Gromov hyperbolicity has many characterizations, one of them being the existence of a super-linear divergence function, see definition below.
We note that in $\mathbb{R}^2$ there is no divergence function at all: take rays with arbitrarily small angle $\varphi$, so that paths outside $B(r+R)$ have approximately size $\varphi\cdot(r+R)$. There is no function $e(r)$ that is smaller than $\varphi\cdot (r+R)$ for all $\varphi$.
There are metric spaces with linear divergence functions, for example consider the graph consisting of two rays where the $n$th vertices are connected by a segment of length $n$.
Q: Are there non-hyperbolic groups whose Cayley-graphs admit a divergence function?
The following definition is from the community wiki post, see also Definition III.H.1.24 and Proposition III.H.1.26 in Metric spaces of non-positive curvature by Bridson and Haefliger.

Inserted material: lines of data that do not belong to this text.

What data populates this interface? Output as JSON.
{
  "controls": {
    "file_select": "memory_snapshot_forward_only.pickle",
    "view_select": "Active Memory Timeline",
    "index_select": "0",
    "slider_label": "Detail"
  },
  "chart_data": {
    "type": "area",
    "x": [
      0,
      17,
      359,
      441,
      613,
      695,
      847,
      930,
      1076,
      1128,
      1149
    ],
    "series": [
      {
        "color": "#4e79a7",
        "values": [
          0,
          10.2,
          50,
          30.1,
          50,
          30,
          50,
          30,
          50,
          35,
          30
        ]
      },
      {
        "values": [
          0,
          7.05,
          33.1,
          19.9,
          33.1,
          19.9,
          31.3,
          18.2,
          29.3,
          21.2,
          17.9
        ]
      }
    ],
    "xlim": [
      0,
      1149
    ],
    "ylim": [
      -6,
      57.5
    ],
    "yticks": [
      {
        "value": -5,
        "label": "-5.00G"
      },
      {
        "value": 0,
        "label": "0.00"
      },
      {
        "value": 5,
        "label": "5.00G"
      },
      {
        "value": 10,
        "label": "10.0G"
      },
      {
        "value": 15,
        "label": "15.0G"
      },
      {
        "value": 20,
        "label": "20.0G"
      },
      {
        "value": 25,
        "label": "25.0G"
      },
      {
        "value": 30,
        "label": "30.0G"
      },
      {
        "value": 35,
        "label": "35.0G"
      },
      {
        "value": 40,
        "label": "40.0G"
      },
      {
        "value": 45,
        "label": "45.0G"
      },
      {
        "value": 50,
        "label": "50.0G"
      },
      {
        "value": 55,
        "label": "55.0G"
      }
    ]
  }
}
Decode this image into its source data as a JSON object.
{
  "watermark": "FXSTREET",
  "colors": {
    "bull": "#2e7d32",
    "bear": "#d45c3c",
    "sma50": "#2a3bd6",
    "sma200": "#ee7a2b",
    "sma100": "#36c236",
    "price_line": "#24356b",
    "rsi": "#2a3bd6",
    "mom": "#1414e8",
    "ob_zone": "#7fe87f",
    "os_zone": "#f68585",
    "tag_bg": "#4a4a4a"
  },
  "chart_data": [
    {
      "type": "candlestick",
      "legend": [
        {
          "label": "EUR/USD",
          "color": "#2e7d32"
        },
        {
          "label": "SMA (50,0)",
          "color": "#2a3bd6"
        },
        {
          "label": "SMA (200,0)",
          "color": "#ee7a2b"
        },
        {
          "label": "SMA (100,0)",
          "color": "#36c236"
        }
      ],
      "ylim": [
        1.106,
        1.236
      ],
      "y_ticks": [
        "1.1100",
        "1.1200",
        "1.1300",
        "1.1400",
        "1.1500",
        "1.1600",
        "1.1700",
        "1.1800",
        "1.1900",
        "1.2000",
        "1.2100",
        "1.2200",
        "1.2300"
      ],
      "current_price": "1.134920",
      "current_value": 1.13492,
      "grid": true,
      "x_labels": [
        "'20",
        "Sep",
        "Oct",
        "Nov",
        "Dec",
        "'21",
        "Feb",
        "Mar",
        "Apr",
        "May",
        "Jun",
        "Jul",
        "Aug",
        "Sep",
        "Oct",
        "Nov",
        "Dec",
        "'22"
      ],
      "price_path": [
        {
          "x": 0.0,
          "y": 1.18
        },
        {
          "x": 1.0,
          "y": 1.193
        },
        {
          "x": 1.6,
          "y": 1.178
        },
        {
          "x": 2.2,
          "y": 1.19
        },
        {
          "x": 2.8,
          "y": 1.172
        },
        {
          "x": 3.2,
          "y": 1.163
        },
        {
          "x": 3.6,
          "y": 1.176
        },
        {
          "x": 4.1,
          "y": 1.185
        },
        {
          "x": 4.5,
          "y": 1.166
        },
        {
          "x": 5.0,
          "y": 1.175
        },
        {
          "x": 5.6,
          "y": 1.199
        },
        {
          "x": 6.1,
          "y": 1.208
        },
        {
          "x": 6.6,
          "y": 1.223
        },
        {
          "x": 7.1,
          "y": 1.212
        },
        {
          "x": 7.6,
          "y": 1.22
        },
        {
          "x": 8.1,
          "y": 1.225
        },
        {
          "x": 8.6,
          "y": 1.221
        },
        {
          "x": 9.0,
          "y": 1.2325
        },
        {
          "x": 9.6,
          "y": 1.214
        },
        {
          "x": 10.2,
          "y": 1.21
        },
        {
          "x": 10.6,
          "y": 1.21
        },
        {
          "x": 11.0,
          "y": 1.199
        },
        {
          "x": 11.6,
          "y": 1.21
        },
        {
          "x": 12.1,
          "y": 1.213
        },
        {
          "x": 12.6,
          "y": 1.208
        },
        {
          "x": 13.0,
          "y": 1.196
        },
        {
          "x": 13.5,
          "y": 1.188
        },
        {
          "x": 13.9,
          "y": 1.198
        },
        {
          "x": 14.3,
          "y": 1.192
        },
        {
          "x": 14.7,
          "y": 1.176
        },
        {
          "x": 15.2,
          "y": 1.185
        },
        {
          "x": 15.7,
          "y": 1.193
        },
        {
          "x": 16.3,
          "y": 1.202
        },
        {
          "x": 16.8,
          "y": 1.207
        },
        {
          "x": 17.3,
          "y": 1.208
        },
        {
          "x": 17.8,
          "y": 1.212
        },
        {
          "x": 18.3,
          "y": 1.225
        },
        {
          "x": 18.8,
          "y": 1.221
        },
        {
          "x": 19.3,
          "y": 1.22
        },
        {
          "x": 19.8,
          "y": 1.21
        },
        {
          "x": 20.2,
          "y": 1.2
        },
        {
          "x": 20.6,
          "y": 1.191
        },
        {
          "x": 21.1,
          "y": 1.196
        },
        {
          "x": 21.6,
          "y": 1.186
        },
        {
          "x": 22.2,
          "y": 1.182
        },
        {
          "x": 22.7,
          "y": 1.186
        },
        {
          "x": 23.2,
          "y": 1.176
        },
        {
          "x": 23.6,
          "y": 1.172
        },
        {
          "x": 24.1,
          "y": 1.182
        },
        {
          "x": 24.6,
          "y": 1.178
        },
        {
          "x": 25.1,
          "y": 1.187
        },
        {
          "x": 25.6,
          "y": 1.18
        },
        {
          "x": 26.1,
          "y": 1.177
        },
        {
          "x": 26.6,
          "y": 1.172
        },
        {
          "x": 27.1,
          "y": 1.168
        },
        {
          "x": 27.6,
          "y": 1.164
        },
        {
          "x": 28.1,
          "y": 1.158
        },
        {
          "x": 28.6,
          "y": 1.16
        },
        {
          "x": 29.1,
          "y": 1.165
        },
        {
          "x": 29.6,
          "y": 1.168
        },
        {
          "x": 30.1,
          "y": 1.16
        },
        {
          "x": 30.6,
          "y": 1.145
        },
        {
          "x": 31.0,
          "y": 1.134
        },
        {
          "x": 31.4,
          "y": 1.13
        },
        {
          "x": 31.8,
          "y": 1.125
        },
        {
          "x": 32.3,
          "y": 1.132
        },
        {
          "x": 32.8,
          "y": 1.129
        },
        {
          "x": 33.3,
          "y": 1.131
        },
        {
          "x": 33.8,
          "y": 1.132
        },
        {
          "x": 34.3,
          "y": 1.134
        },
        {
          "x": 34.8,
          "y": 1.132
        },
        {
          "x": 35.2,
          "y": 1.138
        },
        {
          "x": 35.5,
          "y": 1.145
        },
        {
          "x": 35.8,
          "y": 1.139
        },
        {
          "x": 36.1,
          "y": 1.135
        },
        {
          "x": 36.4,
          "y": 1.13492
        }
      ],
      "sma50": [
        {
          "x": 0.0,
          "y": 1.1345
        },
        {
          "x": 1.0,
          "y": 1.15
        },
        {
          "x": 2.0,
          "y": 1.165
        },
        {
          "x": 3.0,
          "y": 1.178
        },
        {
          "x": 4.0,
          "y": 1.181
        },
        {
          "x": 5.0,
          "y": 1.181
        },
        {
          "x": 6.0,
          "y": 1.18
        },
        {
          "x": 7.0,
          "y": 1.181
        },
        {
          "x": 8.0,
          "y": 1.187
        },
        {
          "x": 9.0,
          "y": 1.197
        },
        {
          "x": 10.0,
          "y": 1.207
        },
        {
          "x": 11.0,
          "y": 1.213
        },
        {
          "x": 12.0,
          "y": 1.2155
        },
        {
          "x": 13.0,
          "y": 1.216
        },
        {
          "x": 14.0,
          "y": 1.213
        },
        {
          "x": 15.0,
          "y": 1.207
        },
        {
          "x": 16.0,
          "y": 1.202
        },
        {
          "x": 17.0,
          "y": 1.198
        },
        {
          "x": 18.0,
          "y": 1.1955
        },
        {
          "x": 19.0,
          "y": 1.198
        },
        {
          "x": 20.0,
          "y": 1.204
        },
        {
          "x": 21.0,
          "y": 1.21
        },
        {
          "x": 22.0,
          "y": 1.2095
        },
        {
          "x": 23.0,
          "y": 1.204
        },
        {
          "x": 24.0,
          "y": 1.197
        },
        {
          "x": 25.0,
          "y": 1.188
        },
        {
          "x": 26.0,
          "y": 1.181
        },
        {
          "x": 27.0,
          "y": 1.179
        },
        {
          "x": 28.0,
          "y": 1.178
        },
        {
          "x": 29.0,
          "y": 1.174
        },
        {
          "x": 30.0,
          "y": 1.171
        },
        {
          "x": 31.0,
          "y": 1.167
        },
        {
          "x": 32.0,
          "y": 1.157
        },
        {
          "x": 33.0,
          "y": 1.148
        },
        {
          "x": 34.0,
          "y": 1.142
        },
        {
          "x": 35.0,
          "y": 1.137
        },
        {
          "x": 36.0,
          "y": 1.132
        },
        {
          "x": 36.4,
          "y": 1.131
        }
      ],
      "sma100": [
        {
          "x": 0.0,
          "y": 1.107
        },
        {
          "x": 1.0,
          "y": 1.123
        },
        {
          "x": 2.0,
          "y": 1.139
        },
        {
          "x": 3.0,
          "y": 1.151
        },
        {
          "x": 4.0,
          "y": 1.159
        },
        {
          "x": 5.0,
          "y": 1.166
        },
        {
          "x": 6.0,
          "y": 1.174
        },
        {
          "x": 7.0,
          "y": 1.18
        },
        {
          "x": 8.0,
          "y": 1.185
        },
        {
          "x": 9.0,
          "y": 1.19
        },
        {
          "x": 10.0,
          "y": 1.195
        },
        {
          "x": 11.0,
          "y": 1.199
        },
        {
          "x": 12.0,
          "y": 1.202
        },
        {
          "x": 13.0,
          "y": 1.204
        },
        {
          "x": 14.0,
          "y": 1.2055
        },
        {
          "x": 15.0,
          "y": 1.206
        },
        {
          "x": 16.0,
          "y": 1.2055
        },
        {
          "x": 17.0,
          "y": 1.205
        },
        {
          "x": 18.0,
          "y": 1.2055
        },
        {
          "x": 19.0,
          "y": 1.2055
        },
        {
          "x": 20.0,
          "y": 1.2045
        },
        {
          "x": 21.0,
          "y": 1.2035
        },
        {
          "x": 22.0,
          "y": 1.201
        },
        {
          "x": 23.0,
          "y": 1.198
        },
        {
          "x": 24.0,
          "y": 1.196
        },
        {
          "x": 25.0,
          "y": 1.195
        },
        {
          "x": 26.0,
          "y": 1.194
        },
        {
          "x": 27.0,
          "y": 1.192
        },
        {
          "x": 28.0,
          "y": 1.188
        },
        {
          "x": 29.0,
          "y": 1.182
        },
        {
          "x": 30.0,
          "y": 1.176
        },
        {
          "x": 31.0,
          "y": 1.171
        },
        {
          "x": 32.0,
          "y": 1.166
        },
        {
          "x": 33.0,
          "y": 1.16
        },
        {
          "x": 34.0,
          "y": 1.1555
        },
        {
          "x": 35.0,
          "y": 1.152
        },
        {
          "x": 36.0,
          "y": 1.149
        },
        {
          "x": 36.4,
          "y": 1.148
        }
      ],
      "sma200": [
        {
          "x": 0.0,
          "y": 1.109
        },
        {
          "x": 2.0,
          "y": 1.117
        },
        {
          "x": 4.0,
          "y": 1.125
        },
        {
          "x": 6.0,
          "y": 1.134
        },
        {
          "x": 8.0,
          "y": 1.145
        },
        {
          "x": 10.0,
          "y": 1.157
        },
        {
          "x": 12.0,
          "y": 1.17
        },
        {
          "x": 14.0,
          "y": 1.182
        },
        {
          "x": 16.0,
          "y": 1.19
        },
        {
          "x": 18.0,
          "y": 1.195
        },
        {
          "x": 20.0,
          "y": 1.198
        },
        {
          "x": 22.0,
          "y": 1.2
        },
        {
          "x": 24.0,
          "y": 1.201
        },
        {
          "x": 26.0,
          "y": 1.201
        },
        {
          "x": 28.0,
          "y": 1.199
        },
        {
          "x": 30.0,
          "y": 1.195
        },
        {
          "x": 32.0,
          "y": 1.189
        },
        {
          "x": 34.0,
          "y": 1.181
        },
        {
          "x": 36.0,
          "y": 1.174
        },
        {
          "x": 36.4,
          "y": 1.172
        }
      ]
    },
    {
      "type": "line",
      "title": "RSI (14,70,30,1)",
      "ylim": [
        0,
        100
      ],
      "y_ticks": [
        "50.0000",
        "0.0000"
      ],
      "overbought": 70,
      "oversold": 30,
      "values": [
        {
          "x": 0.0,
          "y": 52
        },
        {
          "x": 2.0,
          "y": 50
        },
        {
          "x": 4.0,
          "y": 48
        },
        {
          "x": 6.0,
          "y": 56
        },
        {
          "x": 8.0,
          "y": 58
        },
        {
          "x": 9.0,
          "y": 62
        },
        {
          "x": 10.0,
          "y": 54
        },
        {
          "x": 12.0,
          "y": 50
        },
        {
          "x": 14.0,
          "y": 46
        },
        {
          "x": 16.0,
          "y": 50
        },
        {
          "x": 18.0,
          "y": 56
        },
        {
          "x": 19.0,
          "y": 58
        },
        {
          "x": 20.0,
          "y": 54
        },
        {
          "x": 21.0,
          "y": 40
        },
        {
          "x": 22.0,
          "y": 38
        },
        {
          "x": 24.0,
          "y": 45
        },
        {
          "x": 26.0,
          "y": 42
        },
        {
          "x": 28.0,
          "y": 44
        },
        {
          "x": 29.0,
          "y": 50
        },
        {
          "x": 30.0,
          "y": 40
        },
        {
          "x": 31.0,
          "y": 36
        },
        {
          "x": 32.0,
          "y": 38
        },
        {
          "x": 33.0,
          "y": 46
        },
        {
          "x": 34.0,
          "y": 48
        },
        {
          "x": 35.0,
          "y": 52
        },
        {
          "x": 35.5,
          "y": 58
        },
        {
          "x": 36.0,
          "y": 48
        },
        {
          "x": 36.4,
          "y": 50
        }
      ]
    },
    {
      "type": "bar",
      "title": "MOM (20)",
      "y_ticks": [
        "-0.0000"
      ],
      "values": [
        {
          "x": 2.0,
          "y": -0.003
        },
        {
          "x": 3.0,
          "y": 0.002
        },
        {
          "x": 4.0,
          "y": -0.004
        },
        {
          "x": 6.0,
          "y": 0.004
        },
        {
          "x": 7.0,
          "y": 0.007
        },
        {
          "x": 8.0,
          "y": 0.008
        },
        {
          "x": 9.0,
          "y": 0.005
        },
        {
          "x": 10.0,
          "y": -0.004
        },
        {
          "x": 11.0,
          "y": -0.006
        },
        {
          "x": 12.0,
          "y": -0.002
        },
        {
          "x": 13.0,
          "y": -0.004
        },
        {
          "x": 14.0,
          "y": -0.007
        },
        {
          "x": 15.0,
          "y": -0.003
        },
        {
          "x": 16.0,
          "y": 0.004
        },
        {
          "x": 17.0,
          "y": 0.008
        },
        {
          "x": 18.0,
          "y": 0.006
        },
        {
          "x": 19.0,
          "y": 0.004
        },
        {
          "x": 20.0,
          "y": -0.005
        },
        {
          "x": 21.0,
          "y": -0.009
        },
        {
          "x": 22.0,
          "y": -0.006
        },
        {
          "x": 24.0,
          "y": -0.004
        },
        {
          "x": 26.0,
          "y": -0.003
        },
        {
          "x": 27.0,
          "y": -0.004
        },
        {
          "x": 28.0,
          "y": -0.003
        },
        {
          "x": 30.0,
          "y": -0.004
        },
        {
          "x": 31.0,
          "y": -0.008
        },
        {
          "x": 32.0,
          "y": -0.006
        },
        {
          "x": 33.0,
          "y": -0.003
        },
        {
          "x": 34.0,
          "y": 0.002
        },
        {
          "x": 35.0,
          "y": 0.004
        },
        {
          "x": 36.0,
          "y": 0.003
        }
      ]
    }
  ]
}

The super-linear divergence of geodesics condition. Let $X$ be a geodesic metric space. A map $e\colon \mathbb{N} \to \mathbb{R}$ is a divergence function for $X$ if for all $R$, $r$ in $\mathbb{N}$, all $x \in X$ and all geodesics $\gamma\colon [0,a_1]\to X$ and $\gamma'\colon [0,a_2] \to X$ with $\gamma(0) = \gamma'(0) = x$ such that $R + r \le \min\{a_1,a_2\}$ and $d(\gamma(R),\gamma'(R)) > e(0)$, then we have that any path connecting $\gamma(R+r)$ to $\gamma'(R+r)$ outside the ball $B(x,R+r)$ has length at least $e(r)$.
A divergence function $e$ is super-linear if $\lim\inf_{n\to\infty}\frac{e(n)}n = \infty$.